16 novembre 2011

Un saut fédéral pour sortir de la crise ou de Védrine à Schäuble

Paris 16 novembre. Dans un article paru le 4 novembre dans Libération l’ancien collaborateur de François Mitterrand et ministre des Affaires étrangères de Jacques Chirac et de Lionel Jospin renouvelle l’attaque contre les fédéralistes à laquelle il s’était déjà livré dans le Monde daté du 29 juin et dans de multiples interventions sur les chaînes de radio et de télévision. Agaçé par les appels à la fédéralisation de l’Union européenne, voire aux Etats-Unis d’Europe, qui se multiplient en France et en Allemagne, Hubert Védrine qualifie le fédéralisme de mot-valise aux significations variables. Il accepte la version qui consiste à renforcer l’intégration économique et budgétaire autour du duo intergouvernemental franco-allemand mais rejette tout transfert de compétence à des institutions supranationales existantes ou en projet, qu’il s’agisse du Parlement, de la Commission ou d’un éventuel ministre européen des finances que propose Michel Barnier.

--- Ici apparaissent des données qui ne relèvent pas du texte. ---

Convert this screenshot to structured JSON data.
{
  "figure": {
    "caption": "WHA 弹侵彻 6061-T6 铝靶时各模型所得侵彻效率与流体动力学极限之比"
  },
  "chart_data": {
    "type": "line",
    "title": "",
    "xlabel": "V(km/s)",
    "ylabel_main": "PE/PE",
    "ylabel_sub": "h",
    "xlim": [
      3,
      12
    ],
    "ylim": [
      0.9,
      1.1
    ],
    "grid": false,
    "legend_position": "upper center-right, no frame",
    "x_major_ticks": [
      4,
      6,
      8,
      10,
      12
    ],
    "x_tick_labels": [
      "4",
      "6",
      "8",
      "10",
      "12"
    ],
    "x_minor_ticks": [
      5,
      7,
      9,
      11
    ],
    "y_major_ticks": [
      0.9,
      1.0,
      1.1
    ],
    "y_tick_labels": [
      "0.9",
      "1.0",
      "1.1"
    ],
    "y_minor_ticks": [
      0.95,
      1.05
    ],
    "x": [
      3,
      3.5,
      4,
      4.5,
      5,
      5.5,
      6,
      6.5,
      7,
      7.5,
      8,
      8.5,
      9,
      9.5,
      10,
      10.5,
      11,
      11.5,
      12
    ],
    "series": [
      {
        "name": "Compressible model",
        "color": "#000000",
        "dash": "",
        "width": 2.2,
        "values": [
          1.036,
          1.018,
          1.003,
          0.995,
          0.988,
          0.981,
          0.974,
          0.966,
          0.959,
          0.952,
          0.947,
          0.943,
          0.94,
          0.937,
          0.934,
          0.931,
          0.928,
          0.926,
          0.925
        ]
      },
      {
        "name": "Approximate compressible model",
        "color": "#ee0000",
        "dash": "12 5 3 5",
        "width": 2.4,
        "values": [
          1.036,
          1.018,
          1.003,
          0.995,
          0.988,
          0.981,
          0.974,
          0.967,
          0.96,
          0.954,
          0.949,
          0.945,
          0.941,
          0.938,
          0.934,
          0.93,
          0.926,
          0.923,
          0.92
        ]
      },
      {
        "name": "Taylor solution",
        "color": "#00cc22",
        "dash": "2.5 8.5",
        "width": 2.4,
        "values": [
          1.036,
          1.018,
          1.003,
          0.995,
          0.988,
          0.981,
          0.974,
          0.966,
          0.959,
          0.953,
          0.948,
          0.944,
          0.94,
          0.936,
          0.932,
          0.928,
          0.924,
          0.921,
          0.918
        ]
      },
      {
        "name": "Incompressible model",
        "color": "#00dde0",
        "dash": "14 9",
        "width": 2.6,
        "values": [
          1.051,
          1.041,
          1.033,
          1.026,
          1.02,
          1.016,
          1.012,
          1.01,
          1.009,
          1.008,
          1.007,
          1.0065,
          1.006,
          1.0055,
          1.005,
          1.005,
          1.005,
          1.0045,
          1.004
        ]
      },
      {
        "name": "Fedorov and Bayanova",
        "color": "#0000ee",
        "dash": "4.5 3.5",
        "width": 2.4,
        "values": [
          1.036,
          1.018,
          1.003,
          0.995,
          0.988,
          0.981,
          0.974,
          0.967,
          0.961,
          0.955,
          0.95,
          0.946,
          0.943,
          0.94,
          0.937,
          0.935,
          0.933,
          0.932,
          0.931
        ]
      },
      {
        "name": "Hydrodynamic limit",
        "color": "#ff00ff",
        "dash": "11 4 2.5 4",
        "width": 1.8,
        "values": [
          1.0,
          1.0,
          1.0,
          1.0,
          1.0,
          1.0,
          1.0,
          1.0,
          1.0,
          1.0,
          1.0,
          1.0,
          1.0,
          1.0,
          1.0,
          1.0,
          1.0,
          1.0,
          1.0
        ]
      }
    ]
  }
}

Plusieurs considérations militent cependant en faveur d’un saut fédéral. Elles tiennent à une triple exigence : efficacité dans la prise de décision, rétablissement de la confiance et légitimation démocratique.

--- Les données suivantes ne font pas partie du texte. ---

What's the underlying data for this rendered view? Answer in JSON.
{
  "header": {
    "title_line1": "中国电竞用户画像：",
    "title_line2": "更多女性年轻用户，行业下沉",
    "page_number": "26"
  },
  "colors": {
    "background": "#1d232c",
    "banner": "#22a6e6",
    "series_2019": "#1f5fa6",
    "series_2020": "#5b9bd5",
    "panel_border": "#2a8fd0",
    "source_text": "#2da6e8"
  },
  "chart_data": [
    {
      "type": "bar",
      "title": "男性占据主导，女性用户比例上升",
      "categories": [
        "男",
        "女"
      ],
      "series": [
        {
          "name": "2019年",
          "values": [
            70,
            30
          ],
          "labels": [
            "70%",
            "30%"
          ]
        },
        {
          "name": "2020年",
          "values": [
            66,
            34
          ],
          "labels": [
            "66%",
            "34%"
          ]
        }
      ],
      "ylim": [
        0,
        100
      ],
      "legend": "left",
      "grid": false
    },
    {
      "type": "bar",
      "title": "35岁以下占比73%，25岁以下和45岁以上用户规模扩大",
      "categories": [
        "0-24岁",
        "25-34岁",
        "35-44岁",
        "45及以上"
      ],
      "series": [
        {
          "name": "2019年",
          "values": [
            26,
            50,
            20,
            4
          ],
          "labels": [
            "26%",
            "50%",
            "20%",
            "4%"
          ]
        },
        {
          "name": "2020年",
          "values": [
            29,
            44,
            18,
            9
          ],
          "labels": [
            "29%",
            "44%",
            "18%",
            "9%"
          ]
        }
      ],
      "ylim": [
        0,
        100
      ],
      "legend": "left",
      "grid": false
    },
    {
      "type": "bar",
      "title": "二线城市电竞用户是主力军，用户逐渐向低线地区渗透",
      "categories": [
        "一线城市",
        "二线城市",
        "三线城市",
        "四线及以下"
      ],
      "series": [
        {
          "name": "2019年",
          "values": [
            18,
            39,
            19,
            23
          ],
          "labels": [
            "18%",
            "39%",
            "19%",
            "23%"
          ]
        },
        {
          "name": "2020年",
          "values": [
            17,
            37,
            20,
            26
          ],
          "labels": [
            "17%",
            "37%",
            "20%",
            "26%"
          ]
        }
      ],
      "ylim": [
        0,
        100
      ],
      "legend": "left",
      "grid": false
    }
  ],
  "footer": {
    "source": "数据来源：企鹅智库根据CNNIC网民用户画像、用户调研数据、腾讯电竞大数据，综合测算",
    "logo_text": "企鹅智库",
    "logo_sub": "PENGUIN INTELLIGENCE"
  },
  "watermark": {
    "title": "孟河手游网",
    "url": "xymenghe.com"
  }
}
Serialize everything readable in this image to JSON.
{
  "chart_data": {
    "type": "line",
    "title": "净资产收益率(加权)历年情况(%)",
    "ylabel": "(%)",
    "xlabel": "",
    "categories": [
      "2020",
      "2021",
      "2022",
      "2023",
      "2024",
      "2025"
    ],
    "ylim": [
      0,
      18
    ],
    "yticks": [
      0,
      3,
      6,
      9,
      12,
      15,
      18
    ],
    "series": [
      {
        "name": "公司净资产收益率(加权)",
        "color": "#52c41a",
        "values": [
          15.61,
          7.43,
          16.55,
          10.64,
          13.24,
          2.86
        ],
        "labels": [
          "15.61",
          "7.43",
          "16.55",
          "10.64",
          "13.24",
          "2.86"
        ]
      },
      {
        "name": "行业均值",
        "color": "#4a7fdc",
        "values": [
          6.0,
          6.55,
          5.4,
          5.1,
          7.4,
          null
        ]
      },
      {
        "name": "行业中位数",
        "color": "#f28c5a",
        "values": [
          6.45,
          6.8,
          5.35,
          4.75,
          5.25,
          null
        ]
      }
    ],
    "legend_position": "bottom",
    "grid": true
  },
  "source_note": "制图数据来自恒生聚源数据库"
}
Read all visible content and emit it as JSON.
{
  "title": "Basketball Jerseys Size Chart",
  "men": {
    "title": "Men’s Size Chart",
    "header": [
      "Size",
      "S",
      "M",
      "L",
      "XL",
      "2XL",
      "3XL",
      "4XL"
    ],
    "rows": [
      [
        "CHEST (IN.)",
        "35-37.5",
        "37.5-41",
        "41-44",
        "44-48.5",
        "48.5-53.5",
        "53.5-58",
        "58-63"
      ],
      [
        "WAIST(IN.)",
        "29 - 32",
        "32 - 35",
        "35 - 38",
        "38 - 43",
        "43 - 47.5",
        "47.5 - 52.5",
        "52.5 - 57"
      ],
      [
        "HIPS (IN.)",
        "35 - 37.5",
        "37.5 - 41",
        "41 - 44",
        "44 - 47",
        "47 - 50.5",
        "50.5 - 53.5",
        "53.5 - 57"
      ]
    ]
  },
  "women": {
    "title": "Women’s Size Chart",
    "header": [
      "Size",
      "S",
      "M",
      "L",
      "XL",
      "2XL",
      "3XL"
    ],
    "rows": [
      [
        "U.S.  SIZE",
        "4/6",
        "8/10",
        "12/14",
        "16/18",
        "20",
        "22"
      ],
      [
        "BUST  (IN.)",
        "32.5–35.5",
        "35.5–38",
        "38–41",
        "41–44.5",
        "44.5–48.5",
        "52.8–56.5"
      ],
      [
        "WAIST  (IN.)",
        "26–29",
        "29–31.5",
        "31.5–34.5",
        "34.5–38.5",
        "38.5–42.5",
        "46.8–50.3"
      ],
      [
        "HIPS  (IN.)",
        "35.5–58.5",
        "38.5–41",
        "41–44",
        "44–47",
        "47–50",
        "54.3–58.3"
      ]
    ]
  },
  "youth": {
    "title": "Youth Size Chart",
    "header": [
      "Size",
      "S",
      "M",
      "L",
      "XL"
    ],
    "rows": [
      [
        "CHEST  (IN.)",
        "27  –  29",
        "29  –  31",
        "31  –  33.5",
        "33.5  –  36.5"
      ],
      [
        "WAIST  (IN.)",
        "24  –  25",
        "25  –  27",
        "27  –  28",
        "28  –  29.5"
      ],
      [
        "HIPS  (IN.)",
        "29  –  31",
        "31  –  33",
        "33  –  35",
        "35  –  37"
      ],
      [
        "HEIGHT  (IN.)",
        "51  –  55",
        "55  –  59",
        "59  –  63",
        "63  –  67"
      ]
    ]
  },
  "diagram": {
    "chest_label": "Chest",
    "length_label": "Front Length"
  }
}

L’épisode de la Slovaquie menaçant de bloquer le plan de sauvetage de la Grèce a démontré une fois de plus l’absurdité du maintien de la règle d’unanimité. La lenteur des décisions qui en résulte est à l’origine du discrédit dont souffre l’Union aussi bien auprès des peuples que des marchés. Le rétablissement d’une stricte discipline budgétaire demandé à juste titre par l’Allemagne devra, pour être supportable et acceptable, s’accompagner de la création d’un vrai budget commun alimenté par une fiscalité commune, d’un Trésor commun avec une capacité d’emprunt, l’un et l’autre au service d’une ambitieuse politique de retour à l’emploi par l’innovation et l’écologie. Ce sont autant de réformes qui seront déjà difficiles à obtenir par des votes majoritaires mais que la règle du veto rend inatteignables.

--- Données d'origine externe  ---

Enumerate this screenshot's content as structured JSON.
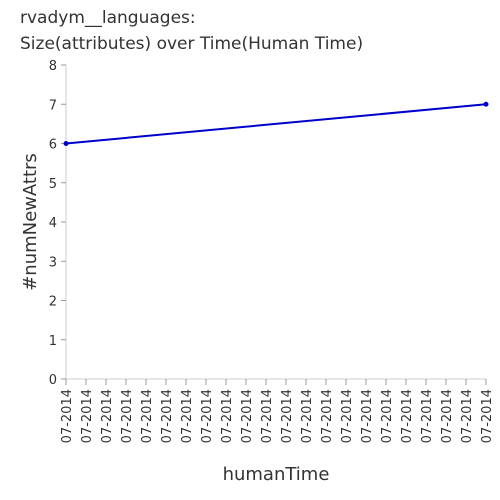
{
  "chart_data": {
    "type": "line",
    "title": "rvadym__languages:",
    "subtitle": "Size(attributes) over Time(Human Time)",
    "xlabel": "humanTime",
    "ylabel": "#numNewAttrs",
    "ylim": [
      0,
      8
    ],
    "y_ticks": [
      "0",
      "1",
      "2",
      "3",
      "4",
      "5",
      "6",
      "7",
      "8"
    ],
    "x_tick_labels": [
      "07-2014",
      "07-2014",
      "07-2014",
      "07-2014",
      "07-2014",
      "07-2014",
      "07-2014",
      "07-2014",
      "07-2014",
      "07-2014",
      "07-2014",
      "07-2014",
      "07-2014",
      "07-2014",
      "07-2014",
      "07-2014",
      "07-2014",
      "07-2014",
      "07-2014",
      "07-2014",
      "07-2014",
      "07-2014"
    ],
    "grid": false,
    "series": [
      {
        "x_index": [
          0,
          21
        ],
        "values": [
          6,
          7
        ],
        "color": "#0000cc"
      }
    ]
  }
}
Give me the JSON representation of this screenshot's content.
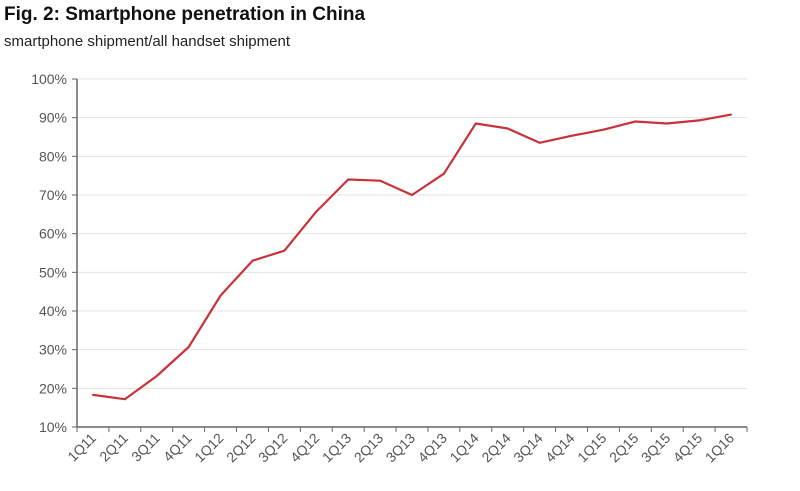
{
  "chart_data": {
    "type": "line",
    "title": "Fig. 2: Smartphone penetration in China",
    "subtitle": "smartphone shipment/all handset shipment",
    "xlabel": "",
    "ylabel": "",
    "ylim": [
      10,
      100
    ],
    "yticks": [
      "10%",
      "20%",
      "30%",
      "40%",
      "50%",
      "60%",
      "70%",
      "80%",
      "90%",
      "100%"
    ],
    "grid": true,
    "legend": "none",
    "categories": [
      "1Q11",
      "2Q11",
      "3Q11",
      "4Q11",
      "1Q12",
      "2Q12",
      "3Q12",
      "4Q12",
      "1Q13",
      "2Q13",
      "3Q13",
      "4Q13",
      "1Q14",
      "2Q14",
      "3Q14",
      "4Q14",
      "1Q15",
      "2Q15",
      "3Q15",
      "4Q15",
      "1Q16"
    ],
    "series": [
      {
        "name": "Smartphone penetration",
        "color": "#c8323a",
        "values": [
          18.3,
          17.2,
          23.2,
          30.7,
          44.0,
          53.0,
          55.6,
          65.7,
          74.0,
          73.7,
          70.0,
          75.5,
          88.5,
          87.2,
          83.5,
          85.3,
          86.9,
          89.0,
          88.5,
          89.3,
          90.8
        ]
      }
    ]
  }
}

Le rétablissement de la confiance dans l’avenir de l’euro imposera tôt ou tard une mutualisation des dettes à laquelle l’Allemagne ne pourra continuer indéfiniment à s’opposer. Elle exigera en contrepartie une harmonisation rigoureuse des politiques budgétaires. Un nouveau traité sera nécessaire. Ce devrait être l’occasion de créer ces ressources propres sans lesquelles le programme 20 – 20 de modernisation connaîtrait le sort de l’agenda de Lisbonne. Les Britanniques qui redoutent les conséquences, notamment pour leurs banques, de l’aggravation de la crise ne pourront s’opposer au nouveau traité mais exigeront des dérogations qui accentueront leur marginalisation. Les autres pays non membres de la zone euro devront choisir entre le statut dérogatoire du Royaume-Uni ou un engagement européen confirmé leur donnant voix au chapitre dans le gouvernement de la zone euro.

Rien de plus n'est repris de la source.